The learning curve she and the group face is potentially having to work at the state level for the first time. To that end, she is continuing the committee practice of weekly meetings with running notes that document the details of agendas, discussions, member assignments and follow-ups. She has been reaching out to the Hartford area group hoping to have a say in how their pilot money, due to arrive in both cities the end of September, will be spent there. She’s also brought independent transportation advocates in to speak with the committee. Negron said no plan for the pilot has been decided on yet.

Manxi Han, at left, now heads NHCM’s education committee and has reached out to transportation advocates in Hartford and statewide to help formulate a strategy for free bus passes. Amelia Lee is an early NCHM member. She is in college now but has stayed active, helping to write the transportation resolution to present to New Haven’s alders. Credit: New Haven Climate Movement

Han’s smooth transition into running the committee speaks to the almost organic process that keeps NHCM running and handing off leadership roles as members cycle out to attend college and younger ones cycle in.

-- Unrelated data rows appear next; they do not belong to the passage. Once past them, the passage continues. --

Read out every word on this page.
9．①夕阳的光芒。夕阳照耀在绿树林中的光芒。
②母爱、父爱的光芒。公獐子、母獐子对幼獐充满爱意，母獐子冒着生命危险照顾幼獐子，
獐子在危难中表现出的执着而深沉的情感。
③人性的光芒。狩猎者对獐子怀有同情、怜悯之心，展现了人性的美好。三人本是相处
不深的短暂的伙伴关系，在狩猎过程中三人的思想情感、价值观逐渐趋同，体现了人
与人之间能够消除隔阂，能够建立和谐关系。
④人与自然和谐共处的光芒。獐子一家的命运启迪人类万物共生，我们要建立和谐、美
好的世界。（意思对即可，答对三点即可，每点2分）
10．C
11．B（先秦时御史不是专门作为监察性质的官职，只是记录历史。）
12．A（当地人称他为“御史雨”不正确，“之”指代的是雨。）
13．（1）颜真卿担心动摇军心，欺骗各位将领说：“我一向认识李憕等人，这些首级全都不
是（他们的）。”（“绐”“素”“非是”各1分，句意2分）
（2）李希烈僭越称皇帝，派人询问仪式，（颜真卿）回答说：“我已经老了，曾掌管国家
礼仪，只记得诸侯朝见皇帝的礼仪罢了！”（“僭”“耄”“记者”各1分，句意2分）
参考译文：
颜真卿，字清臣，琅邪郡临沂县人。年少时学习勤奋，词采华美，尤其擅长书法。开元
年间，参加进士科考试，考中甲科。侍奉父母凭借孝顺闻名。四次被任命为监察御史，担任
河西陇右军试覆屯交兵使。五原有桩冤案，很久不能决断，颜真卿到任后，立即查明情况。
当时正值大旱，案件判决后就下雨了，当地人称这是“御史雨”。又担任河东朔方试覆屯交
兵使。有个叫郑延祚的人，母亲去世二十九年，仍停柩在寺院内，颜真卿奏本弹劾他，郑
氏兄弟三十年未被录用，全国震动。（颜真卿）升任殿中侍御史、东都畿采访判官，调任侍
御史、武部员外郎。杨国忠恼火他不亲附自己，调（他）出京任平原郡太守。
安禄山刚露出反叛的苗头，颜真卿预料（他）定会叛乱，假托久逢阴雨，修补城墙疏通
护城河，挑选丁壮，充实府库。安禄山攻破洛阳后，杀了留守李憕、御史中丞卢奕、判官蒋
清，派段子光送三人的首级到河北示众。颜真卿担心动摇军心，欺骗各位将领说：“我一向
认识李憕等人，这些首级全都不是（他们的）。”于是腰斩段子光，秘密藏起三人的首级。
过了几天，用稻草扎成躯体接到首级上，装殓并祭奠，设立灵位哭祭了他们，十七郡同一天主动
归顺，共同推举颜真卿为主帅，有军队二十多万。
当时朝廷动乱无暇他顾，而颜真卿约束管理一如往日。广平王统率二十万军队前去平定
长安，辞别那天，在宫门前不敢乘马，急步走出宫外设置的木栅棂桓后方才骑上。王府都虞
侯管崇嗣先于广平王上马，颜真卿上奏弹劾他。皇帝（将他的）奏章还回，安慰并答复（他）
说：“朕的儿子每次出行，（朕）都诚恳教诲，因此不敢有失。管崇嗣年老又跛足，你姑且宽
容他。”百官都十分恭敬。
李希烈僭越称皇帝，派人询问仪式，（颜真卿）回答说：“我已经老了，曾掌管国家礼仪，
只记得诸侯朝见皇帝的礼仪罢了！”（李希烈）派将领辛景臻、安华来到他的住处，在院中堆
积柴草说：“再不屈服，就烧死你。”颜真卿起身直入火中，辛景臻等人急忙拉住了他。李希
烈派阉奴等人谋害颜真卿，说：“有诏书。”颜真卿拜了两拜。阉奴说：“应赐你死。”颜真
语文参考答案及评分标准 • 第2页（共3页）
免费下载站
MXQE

After all, these are mainly high school students, not professional organizers, with no official expertise in running an organization like NHCM.

“I really do like this process,” Hampson said. “The organization has only been around for a few years, but I think it’s really kept the energy going having that high school lead.” She said it helps the group have a bigger impact with the Board of Education and the city. “I think they want to listen to the students.”

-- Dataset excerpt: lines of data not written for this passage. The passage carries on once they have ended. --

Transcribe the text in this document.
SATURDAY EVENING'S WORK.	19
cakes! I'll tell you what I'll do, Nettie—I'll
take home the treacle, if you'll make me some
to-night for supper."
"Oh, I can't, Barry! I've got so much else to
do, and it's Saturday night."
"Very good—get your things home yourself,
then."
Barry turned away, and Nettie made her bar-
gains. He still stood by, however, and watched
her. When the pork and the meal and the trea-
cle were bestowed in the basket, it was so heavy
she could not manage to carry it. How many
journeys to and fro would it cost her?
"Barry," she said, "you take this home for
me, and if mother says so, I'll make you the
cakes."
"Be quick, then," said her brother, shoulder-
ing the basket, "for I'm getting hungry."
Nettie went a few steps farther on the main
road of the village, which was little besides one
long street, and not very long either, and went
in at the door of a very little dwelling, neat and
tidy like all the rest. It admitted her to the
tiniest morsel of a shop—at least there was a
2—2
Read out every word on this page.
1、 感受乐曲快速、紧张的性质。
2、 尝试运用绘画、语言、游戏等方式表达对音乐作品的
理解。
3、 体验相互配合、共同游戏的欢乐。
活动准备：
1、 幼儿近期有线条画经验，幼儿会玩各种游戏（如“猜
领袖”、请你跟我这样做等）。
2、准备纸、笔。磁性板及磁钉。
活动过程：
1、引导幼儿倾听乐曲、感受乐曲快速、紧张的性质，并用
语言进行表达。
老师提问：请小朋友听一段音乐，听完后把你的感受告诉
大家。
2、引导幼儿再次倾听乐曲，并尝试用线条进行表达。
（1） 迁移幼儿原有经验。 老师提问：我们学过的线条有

But the ranks are a bit thin at the moment, and there has been a good deal of discussion about the best ways to recruit more members and hire more interns.

Looking ahead

“We recognize we’re not very big,” Schweitzer said. “We may not be able to get the 500 people out we got in 2019, or the 200 people we got in 2020, but being persistent and strategic and using art creativity is where we’re at at this moment.”

Recruitment plans are multi-pronged — everything from old-fashioned fliers to tapping into existing organizations to help with a demonstration planned for September.

“We’re very diverse group of people. We go to school in different cities, a lot of different experiences, and yet we’re coming together to do something together, a push in a similar direction. And I think that, that in itself, is very admirable,” Han said, confirming that much of the summer will be to figure out plans for the future.

As they do, one of their biggest messages and selling points is that despite the enormity of climate change, acting on a local level is important and effective.

“Obviously, at this point, we need huge changes. So it’s a little hard to feel like you’re making an impact when you’re just local,” Hampson said. “But I do think that it really is important. And if everybody does think locally, then that becomes international.”

“I think a local way is really beneficial, probably even more beneficial than a national way, mostly because the national ones tend to get disregarded but the local ones, they become a more cultural thing, and everyone tends to talk to them,” Sarkar said. She has experienced some of each, seeing climate change play out in her parents’ birth country of Bangladesh, now experiencing some of the worst effects of a warming planet. The national policy there, she said, just gets disregarded. “So I think probably working on the local level and slowly escalating may be the best outlet as of right now.”

As the old-timer, Huq has now seen NHCM grow, shrink, shift and adapt. Local work, they said, has special benefits that include “being able to have deeper roots within the city and really make better allies with New Haven city staff and board of education staff and local politicians, and really grow our base and presence,” they said. “I feel the rewarding aspect of also being able to meet dozens of youth that have worked with us throughout the years and see them also grow up and go to college and … hopefully continue to carry activism in the rest of their lives.”